The conversion of native grassland and sagebrush to cropland is one of the greatest threats to wildlife that depend on this disappearing habitat such as greater sage-grouse. A new study projects that, if conversion rates continue as expected, sage grouse populations could drop another 5-7 percent in eastern Montana. But the study also offers a solution. Keep habitat intact by focusing voluntary conservation easements that retain ranching as a desired and compatible land use in areas that are most at risk to new cultivation.

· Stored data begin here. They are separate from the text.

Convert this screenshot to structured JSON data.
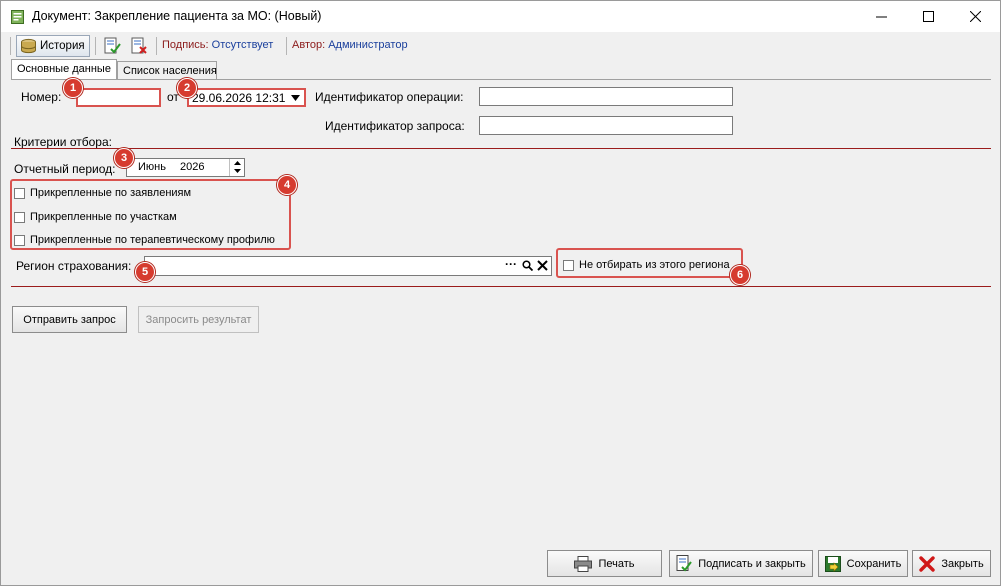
{
  "window": {
    "title": "Документ: Закрепление пациента за МО:  (Новый)",
    "minimize_glyph": "—",
    "maximize_glyph": "☐",
    "close_glyph": "✕"
  },
  "toolbar": {
    "history_label": "История",
    "signature_label": "Подпись: ",
    "signature_value": "Отсутствует",
    "author_label": "Автор: ",
    "author_value": "Администратор"
  },
  "tabs": [
    {
      "label": "Основные данные",
      "active": true
    },
    {
      "label": "Список населения",
      "active": false
    }
  ],
  "form": {
    "number_label": "Номер:",
    "number_value": "",
    "from_label": "от",
    "date_value": "29.06.2026 12:31",
    "operation_id_label": "Идентификатор операции:",
    "operation_id_value": "",
    "request_id_label": "Идентификатор запроса:",
    "request_id_value": "",
    "criteria_label": "Критерии отбора:",
    "period_label": "Отчетный период:",
    "period_month": "Июнь",
    "period_year": "2026",
    "checkboxes": [
      {
        "label": "Прикрепленные по заявлениям",
        "checked": false
      },
      {
        "label": "Прикрепленные по участкам",
        "checked": false
      },
      {
        "label": "Прикрепленные по терапевтическому профилю",
        "checked": false
      }
    ],
    "region_label": "Регион страхования:",
    "region_value": "",
    "region_dots": "···",
    "exclude_region_label": "Не отбирать из этого региона",
    "send_request_label": "Отправить запрос",
    "request_result_label": "Запросить результат"
  },
  "footer": {
    "print_label": "Печать",
    "sign_close_label": "Подписать и закрыть",
    "save_label": "Сохранить",
    "close_label": "Закрыть"
  },
  "callouts": [
    "1",
    "2",
    "3",
    "4",
    "5",
    "6"
  ],
  "colors": {
    "accent_red": "#d63b2f",
    "divider": "#9b1c1c",
    "signature_value": "#1a3f9c",
    "label_dark_red": "#8b1a1a"
  }
}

The study, co-authored by scientists from The Nature Conservancy and University of Montana and published in the journal Biological Conservation, analyzed the relationship between expanding cropland and sage grouse leks, the essential mating sites for the birds. As leks disappear, so do the birds. Sage-grouse require large expanses of sagebrush grassland to thrive and, the study found, they are extremely sensitive to loss of what appears to be a small amount habitat. The conversion of 1 square mile of habitat to crops impacts an acreage 10 times that size when it occurs within a 2-mile radius of a lek. Ninety-six percent of active leks in the northern Great Plains have less than 15% of the surrounding landscape in cropland.

The researchers concluded that a $100 million investment in strategically located conservation easements could protect as much as 80% of the population in places with soils most at risk of conversion.

“These areas are highly productive for sage-grouse and livestock. There is a long history of ranchers conserving their rangeland with easements and more recently we are seeing easement payments used to enable the transfer of ranches between generations,” says Brian Martin, Grasslands Conservation Director for The Nature Conservancy in Montana, and co-author of the report.

The study geographically identified leks that are located in areas that have the highest risk of being converted and where conservation investments can have the largest return in keeping rangeland intact.

“This is the first step in dealing with the biggest threat to sage grouse in the northeastern part of their 11-state range,” says Joe Smith, University of Montana PhD student and co-author of the study.

Keeping productive rangeland intact has been a priority for the Nature Conservancy and the Natural Resources Conservation Service as part of the Sage Grouse Initiative. Both have been leaders in securing conservation easements as well as improvement to habitat.